The evolution of the ICO file format, part 4: PNG images

Raymond Chen

We finish our tour of the evolution of the ICO file format with the introduction of PNG-compressed images in Windows Vista. The natural way of introducing PNG support for icon images would be to allow the biCompression field of the BITMAP­INFO­HEADER to take the value BI_PNG, in which case the image would be represented not by a DIB but by a PNG. After all, that’s why we have a biCompression field: For forward compatibility with future encoding systems. Wipe the dust off your hands and declare victory. Unfortunately, it wasn’t that simple. If you actually try using ICO files in this format, you’ll find that a number of popular icon-authoring tools crash when asked to load a PNG-compressed icon file for editing. The problem appeared to be that the new BI_PNG compression type appeared at a point in the parsing code where it was not prepared to handle such a failure (or the failure was never detected). The solution was to change the file format so that PNG-compressed images fail these programs’ parsers at an earlier, safer step. (This is sort of the opposite of penetration testing, which keeps tweaking data to make the failure occur at a deeper, more dangerous step.) Paradoxically, the way to be more compatible is to be less compatible.

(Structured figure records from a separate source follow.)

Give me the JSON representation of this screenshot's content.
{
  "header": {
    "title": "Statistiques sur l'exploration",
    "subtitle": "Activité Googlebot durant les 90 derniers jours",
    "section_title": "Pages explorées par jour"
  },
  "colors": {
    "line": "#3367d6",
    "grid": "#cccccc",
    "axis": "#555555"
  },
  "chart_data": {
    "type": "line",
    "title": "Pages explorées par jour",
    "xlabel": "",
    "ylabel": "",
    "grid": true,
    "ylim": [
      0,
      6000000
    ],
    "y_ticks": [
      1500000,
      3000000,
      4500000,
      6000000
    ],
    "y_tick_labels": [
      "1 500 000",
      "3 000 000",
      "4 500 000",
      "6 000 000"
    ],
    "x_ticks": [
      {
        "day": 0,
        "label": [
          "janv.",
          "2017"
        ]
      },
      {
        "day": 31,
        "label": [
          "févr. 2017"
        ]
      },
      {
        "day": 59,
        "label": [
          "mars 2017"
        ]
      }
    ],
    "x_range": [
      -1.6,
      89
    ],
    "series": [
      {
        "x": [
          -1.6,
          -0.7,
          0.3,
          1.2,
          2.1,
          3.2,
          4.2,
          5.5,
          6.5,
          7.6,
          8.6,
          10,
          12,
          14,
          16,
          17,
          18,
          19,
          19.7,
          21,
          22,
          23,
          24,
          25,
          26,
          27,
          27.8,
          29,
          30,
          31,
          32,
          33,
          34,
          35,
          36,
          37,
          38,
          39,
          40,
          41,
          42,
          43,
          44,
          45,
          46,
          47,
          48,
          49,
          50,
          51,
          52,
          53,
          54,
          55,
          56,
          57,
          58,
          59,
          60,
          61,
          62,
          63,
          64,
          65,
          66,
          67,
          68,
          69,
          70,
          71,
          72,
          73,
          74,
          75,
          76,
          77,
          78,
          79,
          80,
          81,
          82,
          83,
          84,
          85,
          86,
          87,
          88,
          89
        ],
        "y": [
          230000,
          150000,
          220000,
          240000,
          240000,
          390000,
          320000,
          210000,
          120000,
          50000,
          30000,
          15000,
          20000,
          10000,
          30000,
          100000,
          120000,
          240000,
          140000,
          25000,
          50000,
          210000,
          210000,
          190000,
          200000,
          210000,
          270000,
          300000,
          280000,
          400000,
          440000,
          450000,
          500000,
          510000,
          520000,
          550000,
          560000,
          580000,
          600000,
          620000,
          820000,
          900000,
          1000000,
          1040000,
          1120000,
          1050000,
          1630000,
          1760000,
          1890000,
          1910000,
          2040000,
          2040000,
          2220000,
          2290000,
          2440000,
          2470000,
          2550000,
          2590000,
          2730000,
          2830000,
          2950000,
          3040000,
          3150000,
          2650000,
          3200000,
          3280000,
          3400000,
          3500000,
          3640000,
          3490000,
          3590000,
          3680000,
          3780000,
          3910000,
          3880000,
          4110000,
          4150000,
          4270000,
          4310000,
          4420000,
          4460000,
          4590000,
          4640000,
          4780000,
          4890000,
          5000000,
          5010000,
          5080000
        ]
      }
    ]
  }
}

The format of a PNG-compressed image consists simply of a PNG image, starting with the PNG file signature. The image must be in 32bpp ARGB format (known to GDI+ as Pixel­Format­32bpp­ARGB). There is no BITMAP­INFO­HEADER prefix, and no monochrome mask is present.

Since we had to break compatibility with the traditional format for ICO images, we may as well solve the problem we saw last time of people who specify an incorrect mask. With PNG-compressed images, you do not provide the mask at all; the mask is derived from the alpha channel on the fly. One fewer thing for people to get wrong.